Kimsuor is married and has two children, a six-year-old son and a ten-year-old daughter. His wife takes care of the children and helps him for a number of hours every day on the field, where she takes care of the mint plants. Kimsuor and his cousin took out a second group loan through LOLC. This is an MFI in which BRS Microfinance Coop invests. The first loan was taken out three years ago. They needed this loan so that they could buy the mint plants that are now growing on the field that Kimsuor’s wife had inherited from her parents a number of years earlier.

Group loan

They took out the second loan last year to install an irrigation system. Thanks to this system, Kimsuor and his wife can save a few hours every day. They can now enjoy spending that saved time with their children. This saving of time enabled Kimsuor to work as a taxi driver in addition to working on the field. A job that gives him great satisfaction.

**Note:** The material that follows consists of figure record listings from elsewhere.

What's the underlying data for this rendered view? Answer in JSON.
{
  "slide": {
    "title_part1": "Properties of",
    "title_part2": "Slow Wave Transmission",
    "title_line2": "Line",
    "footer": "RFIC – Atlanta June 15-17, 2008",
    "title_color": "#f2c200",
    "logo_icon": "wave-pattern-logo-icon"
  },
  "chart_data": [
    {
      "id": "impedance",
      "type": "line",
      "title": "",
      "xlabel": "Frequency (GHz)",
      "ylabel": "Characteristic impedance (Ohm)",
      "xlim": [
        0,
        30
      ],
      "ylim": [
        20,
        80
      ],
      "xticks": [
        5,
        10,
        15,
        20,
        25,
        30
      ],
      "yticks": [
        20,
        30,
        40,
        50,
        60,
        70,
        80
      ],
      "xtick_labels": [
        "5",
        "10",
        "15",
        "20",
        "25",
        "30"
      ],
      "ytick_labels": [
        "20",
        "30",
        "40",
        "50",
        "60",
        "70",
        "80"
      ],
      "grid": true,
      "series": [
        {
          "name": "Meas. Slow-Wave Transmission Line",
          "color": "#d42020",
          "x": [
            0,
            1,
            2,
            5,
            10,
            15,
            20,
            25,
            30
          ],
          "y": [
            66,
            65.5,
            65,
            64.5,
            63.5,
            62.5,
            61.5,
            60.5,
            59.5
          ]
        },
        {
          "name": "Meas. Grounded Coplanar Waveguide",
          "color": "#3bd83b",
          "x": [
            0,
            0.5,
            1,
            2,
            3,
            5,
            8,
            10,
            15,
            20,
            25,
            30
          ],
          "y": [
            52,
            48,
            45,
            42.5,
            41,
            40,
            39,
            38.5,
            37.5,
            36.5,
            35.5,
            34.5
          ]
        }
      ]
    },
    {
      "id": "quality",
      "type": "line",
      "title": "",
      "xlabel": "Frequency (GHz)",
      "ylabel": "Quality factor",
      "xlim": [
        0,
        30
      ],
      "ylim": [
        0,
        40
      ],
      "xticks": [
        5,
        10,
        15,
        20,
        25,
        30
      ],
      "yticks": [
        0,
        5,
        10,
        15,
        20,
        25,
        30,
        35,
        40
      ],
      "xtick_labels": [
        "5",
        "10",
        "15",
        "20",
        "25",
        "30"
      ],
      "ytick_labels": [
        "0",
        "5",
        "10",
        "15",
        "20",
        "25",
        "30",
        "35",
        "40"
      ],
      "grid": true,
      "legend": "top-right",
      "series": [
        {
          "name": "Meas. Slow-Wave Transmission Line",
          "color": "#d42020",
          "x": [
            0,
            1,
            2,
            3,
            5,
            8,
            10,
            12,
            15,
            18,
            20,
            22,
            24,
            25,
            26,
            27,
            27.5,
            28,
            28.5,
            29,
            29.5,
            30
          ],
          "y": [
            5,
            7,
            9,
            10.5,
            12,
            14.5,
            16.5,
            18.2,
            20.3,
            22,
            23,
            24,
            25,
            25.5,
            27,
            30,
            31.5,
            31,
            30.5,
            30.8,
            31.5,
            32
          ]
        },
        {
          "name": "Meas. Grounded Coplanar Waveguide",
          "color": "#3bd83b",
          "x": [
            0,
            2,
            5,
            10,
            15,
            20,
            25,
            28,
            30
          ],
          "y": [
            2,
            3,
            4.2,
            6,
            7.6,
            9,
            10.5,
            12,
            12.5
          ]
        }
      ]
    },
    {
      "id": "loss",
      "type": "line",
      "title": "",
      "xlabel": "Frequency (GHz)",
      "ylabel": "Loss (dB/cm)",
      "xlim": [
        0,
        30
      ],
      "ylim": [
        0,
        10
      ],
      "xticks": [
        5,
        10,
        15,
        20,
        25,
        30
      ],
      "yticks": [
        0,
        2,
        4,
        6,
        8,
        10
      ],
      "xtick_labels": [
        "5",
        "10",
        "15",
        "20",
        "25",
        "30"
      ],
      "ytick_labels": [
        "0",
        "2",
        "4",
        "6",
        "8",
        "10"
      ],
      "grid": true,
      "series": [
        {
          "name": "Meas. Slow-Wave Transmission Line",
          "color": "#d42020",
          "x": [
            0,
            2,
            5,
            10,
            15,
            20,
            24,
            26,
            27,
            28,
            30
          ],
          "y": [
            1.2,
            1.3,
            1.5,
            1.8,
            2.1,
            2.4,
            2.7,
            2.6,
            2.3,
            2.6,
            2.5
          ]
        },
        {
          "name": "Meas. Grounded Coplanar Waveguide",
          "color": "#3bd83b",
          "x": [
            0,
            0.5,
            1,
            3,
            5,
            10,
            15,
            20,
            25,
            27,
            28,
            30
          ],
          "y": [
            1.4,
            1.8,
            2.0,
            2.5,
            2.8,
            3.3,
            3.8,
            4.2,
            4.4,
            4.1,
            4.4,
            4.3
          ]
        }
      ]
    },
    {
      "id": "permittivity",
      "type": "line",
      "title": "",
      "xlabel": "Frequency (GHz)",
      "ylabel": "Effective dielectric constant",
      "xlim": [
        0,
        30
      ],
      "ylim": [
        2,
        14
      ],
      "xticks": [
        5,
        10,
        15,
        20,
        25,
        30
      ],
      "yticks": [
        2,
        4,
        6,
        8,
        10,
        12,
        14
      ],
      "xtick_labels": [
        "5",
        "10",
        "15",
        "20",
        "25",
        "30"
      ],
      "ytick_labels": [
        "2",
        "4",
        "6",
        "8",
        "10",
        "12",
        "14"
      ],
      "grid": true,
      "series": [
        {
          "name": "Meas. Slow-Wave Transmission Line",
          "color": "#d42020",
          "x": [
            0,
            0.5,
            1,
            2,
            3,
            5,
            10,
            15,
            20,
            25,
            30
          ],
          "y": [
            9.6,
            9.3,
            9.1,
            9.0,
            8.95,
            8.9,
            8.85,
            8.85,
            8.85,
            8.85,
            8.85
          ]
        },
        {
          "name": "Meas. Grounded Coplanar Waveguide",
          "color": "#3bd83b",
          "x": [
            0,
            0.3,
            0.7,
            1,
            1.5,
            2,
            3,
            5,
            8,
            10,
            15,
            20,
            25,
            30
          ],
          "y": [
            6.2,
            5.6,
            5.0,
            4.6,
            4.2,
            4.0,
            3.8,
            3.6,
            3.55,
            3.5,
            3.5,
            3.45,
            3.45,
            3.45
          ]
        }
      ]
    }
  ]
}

Kimsuor’s cousin not only grows mint plants in her field, but also buys them from Kimsuor and other farmers and then sells them in the local markets.

1 tonne of mint

The first harvest of the most recently planted mint plants occurs after about 35 days. The second, third and fourth harvests take place after sixty days. After the fourth harvest, new mint plants must be planted. The mint farmers do this by making cuttings of the plants, i.e. increasing the number of plants by inserting cuttings from them into the soil. Each harvest generates a yield of about 1000 kg of mint plants. Mint farmers earn about KHR 4,000 to 5,000 (USD 1 to 1.20) per kg, which amounts to USD 900 to 1,000 every one to two months. For Kimsuor, this is enough to support his family and be happy.